Our Bellarmine students and our Ursuline students of the Classes of 1968 were also observing the merging of two institutions that would change the course of their education, their institutions and the students themselves. Did they have any sense of the magnitude of the historical changes that were shaping their lives and the course of their country? Yes, I think in a sense they knew they were living in an unforgettable time.
Many went on to serve in the armed forces, others in the Peace Corps. Some went to medical school, engineering school or other graduate programs. They began their careers and would advance into leadership, or change their professions. They would become involved in their churches and civic organizations throughout the country. Some of the racial and social class tensions that began so many years ago at home and abroad continue today. Our youth are not exempt from the strife of our day or the decisions of those before us.
We imagine that life was simpler then—that everyone shared the same values, that somehow life was easier.
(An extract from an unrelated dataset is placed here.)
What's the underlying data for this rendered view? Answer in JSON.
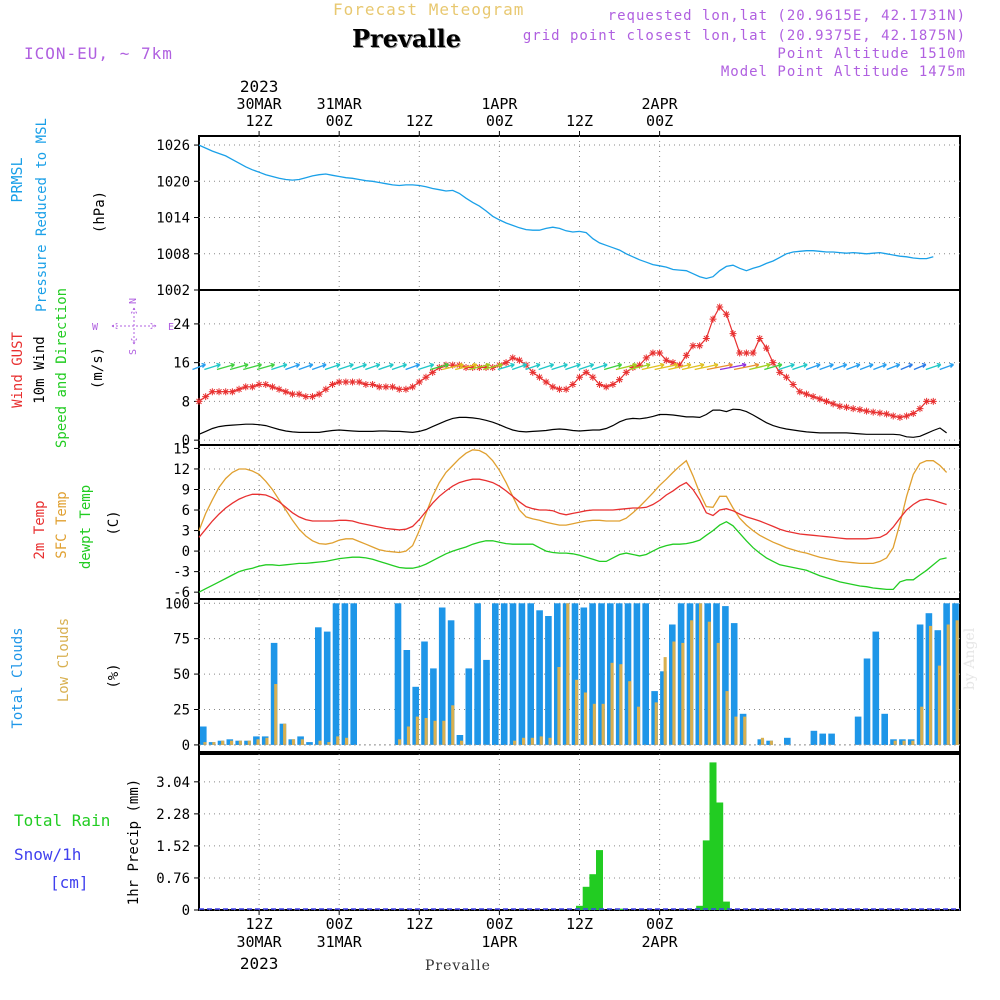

I do not think that is true, though. The struggles to unite around common ground are challenging now, but they were then as well. Yet, there is much to learn from the Classes of 1968. Their greatest source of pride today is what they accomplished outside of their work. They spoke to me of their families, of their life partners, of their children and grandchildren. They remembered how impacted they were by the college experience, by the faculty who mentored them, by the staff who supported them, by the parents who sacrificed for them.
They were so happy to spend time with one another 50 years later. They spoke about the good times in college and the experiences that shaped their lives. They knew that they were the lucky ones, and they take pride in having paid it forward.
It was a glimpse of the past that gives us hope for the future. The issues of civil rights and civil discourse continue to challenge us today. Our college campuses are places where we need to come together to understand one another, to listen to the other, and to prepare for lives of service and leadership. What divides us today cannot be more challenging than it was for those who have gone before us, and we honor their service by digging down deep to dialogue across our divisions to bring a brighter tomorrow. It is a mission that is at the root of the Bellarmine experience, and one that I cherish each and every day.